Merisis launched its Merisis Opportunities Fund in 2022, nearly a decade after establishing its investment banking unit. With a ₹100 crore fund, Merisis aims to execute 10-15 deals and exit some investments before raising its next fund early next year, projected in the range of ₹400-500 crore.
It has also invested in certain companies through its funding arm, with the investment banking mandate handled by its advisory team, but only at the point of deal closure. This approach allows Mersis to enter at the same valuation as other incoming investors and it serves two purposes: it reassures both incoming investors and founders that the banker shares the same valuation perspective, and it mitigates potential conflicts of interest for the fund's limited partners, who might feel uneasy if the firm invested earlier to secure a mandate.
Merisis’ first investment was in the Series A round of $6 million in Beato in 2022, which increased 2.5 times in 11 months with the Series B round of $33 million. Both the IB deals were run by Merisis. Its most recent investment was in Eggoz, which is not an IB mandate.
Many investment banks have already been investing in companies through their balance sheets for quite some time now.
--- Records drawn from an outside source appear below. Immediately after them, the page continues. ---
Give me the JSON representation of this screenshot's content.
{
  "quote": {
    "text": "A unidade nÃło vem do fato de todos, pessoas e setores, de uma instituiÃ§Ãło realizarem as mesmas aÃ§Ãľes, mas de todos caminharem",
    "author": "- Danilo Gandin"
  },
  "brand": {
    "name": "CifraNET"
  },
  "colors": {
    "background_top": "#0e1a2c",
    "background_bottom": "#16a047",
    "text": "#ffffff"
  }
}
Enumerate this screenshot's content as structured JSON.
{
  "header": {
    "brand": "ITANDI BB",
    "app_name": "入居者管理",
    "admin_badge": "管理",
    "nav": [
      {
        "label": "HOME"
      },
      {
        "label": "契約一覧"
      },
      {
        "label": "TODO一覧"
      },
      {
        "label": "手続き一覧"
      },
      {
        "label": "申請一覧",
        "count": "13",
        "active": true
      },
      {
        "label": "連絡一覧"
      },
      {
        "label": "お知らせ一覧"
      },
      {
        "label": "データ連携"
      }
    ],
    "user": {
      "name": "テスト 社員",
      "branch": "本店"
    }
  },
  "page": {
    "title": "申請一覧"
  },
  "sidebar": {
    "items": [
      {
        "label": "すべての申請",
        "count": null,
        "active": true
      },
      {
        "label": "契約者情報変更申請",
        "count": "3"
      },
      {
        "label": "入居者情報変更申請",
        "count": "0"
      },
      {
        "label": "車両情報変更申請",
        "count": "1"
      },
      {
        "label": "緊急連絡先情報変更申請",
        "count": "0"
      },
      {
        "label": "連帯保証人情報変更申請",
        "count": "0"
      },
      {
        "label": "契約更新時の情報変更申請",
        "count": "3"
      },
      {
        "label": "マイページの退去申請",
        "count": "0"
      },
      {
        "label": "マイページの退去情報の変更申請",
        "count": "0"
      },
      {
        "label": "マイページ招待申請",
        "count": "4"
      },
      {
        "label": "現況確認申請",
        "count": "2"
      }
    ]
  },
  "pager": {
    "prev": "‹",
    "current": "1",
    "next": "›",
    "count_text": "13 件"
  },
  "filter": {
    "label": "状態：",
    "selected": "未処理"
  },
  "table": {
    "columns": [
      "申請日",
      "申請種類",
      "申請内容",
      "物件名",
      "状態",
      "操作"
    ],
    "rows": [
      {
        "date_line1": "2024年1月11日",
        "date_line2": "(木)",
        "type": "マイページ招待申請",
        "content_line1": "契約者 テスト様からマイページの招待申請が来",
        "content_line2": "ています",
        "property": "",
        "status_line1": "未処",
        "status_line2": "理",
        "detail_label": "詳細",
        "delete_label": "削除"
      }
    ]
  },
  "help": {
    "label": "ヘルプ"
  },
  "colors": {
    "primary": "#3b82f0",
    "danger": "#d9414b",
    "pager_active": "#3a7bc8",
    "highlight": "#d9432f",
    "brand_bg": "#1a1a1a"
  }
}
But setting up a fund is more of a formalisation of the process as they have a more predictable deal flow. These banks have benefited from the abundance of deals that came their way during the peak funding years of the pandemic, when capital was more freely available and created higher demand for their services.
Seasonal advisory role
Since then, funding levels have subsided as only companies with a demonstrated path to profitability have attracted investor interest. As a result, the advisory business became more seasonal. However, the advisory unit gives bankers a perspective into where growth and late-stage investors are looking to invest.
“We set up an early-stage fund to potentially identify early winners in the sectors we were advising (consumer and tech)," said Sunil Jain, who founded Sprout Capital in 2012.
Five years later, Sprout set up its micro-VC fund to invest about $100,000-500,000 in startups.
“Another incentive for IBs to set up a fund business is to build a fund-based income stream in addition to a fee-based income (advisory)," Jain added.
Also Read: Funding winter for startups likely to thaw this year
Dexter is also an investment bank with its own fund. While it typically advises through Dexter Capital and funds early-stage companies via Dexter Ventures, it has a thumb rule to never lead a funding round through its investing arm if it is also being advised by them.
It advised D2C startup The Pant Project and also invested in the company in June. Dexter’s funding arm, which came about seven years after the investment banking unit was founded in 2013, invests as a syndicate with Lets Venture and Anglelist.
Much like the others, Sprout and Dexter have separate teams that supervise the two divisions to avoid potential conflicts of interest. However, Sprout’s advisory service deals with companies from Series B and beyond, while the fund is focused on the seed to Series A stages of companies. Sprout has invested in companies including Pixis, Ripplr, advantageClub, while it has advised Ocean Beverages (Series B), Fashor (Series A) and Eggoz (Series B).
As the overall ecosystem matures, Merisis’ Verma anticipates an increasing trend of investment banks establishing their own funds, given the natural synergies between these two spaces.